The Rumpus doesn’t really do Kanye West. It doesn’t hate him and it doesn’t love him. It just doesn’t go there. But when the self-proclaimed “voice of this generation“— in an interview for the release of his book, no less — says, “I am a proud non-reader of books. I like to get information from doing stuff like actually talking to people and living real life,” I feel like I have to say something. Or rather, I will scour the Internet for old interviews so I can let some of the best authors of “this generation” say something.
Daniel Alarcon at The Elegant Variation: “When we write stories we’re part of a tradition that stretches back to the beginning of history. The only way I know to approach the blank page is with humility before the scale of what has been already achieved, along with a sense of hope, and above all, playfulness.”
Zadie Smith on KCRW FM, via Orange Crate Cart: “(T)he problem with … the idea we’re given of reading is that the model of a reader is the person watching a film or watching TV … yet when you practice reading, and you work at a text, it can only give you what you put into it.”

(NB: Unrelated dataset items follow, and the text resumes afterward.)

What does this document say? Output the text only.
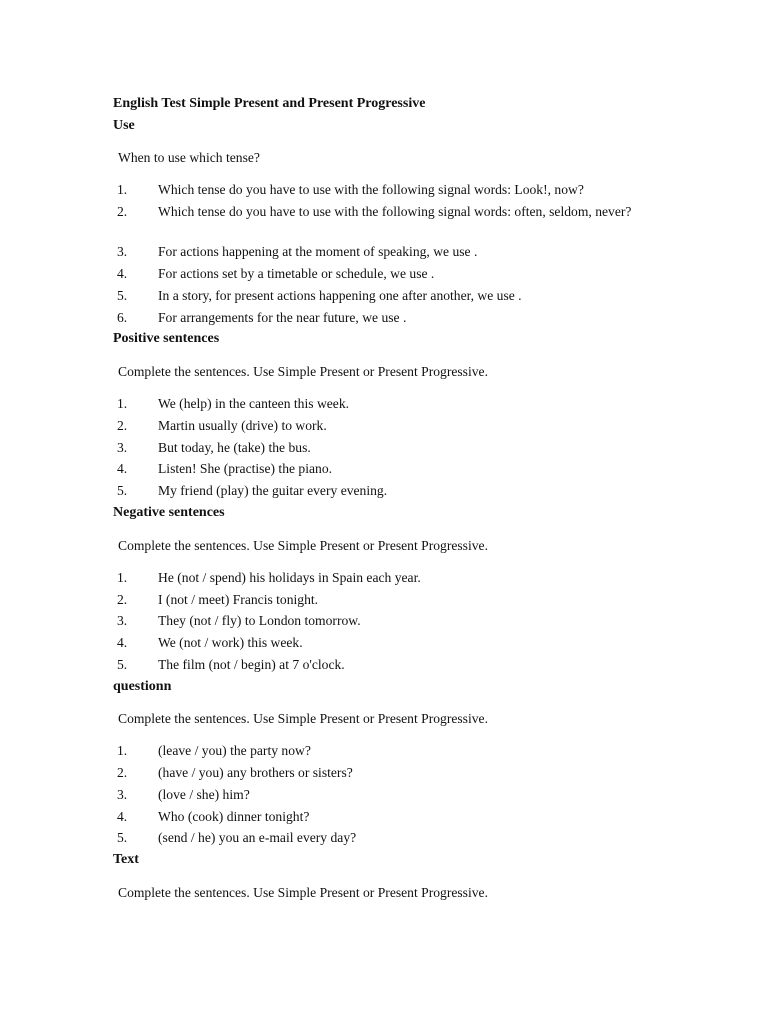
English Test Simple Present and Present Progressive
Use
When to use which tense?
1.	Which tense do you have to use with the following signal words: Look!, now?
2.	Which tense do you have to use with the following signal words: often, seldom, never?
3.	For actions happening at the moment of speaking, we use .
4.	For actions set by a timetable or schedule, we use .
5.	In a story, for present actions happening one after another, we use .
6.	For arrangements for the near future, we use .
Positive sentences
Complete the sentences. Use Simple Present or Present Progressive.
1.	We (help) in the canteen this week.
2.	Martin usually (drive) to work.
3.	But today, he (take) the bus.
4.	Listen! She (practise) the piano.
5.	My friend (play) the guitar every evening.
Negative sentences
Complete the sentences. Use Simple Present or Present Progressive.
1.	He (not / spend) his holidays in Spain each year.
2.	I (not / meet) Francis tonight.
3.	They (not / fly) to London tomorrow.
4.	We (not / work) this week.
5.	The film (not / begin) at 7 o'clock.
questionn
Complete the sentences. Use Simple Present or Present Progressive.
1.	(leave / you) the party now?
2.	(have / you) any brothers or sisters?
3.	(love / she) him?
4.	Who (cook) dinner tonight?
5.	(send / he) you an e-mail every day?
Text
Complete the sentences. Use Simple Present or Present Progressive.
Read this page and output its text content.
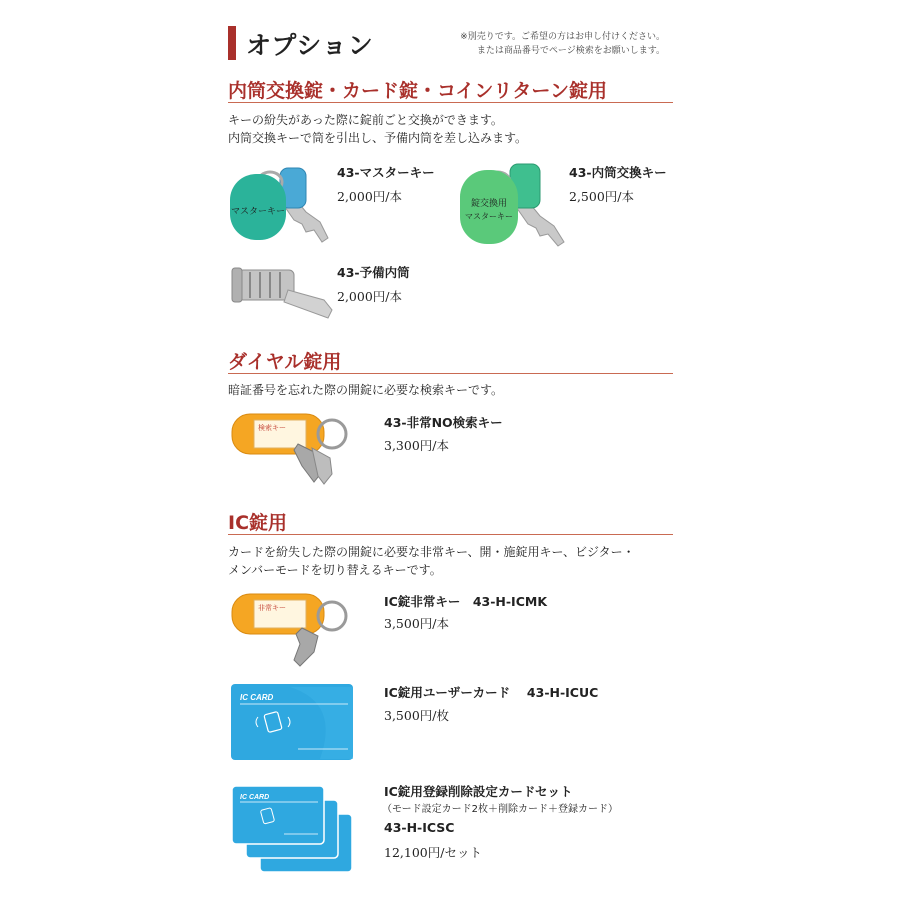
オプション	※別売りです。ご希望の方はお申し付けください。
または商品番号でページ検索をお願いします。
内筒交換錠・カード錠・コインリターン錠用
キーの紛失があった際に錠前ごと交換ができます。
内筒交換キーで筒を引出し、予備内筒を差し込みます。
マスターキー
43-マスターキー
2,000円/本	錠交換用
マスターキー
43-内筒交換キー
2,500円/本
43-予備内筒
2,000円/本
ダイヤル錠用
暗証番号を忘れた際の開錠に必要な検索キーです。
検索キー	43-非常NO検索キー
3,300円/本
IC錠用
カードを紛失した際の開錠に必要な非常キー、開・施錠用キー、ビジター・
メンバーモードを切り替えるキーです。
非常キー	IC錠非常キー　43-H-ICMK
3,500円/本
IC CARD	IC錠用ユーザーカード　 43-H-ICUC
3,500円/枚
IC CARD	IC錠用登録削除設定カードセット
（モード設定カード2枚＋削除カード＋登録カード）
43-H-ICSC
12,100円/セット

And the sometimes loved and occasionally hated Jonathan Safran Foer on Powells.com: “People seem to have two reactions to books. Either they describe what they’re about or they describe how the book made them feel. I’d much rather write the kind of book that inspires someone to describe the way it made them feel. When you’re talking about the book, you’re not referring to an object; you’re referring to an experience.”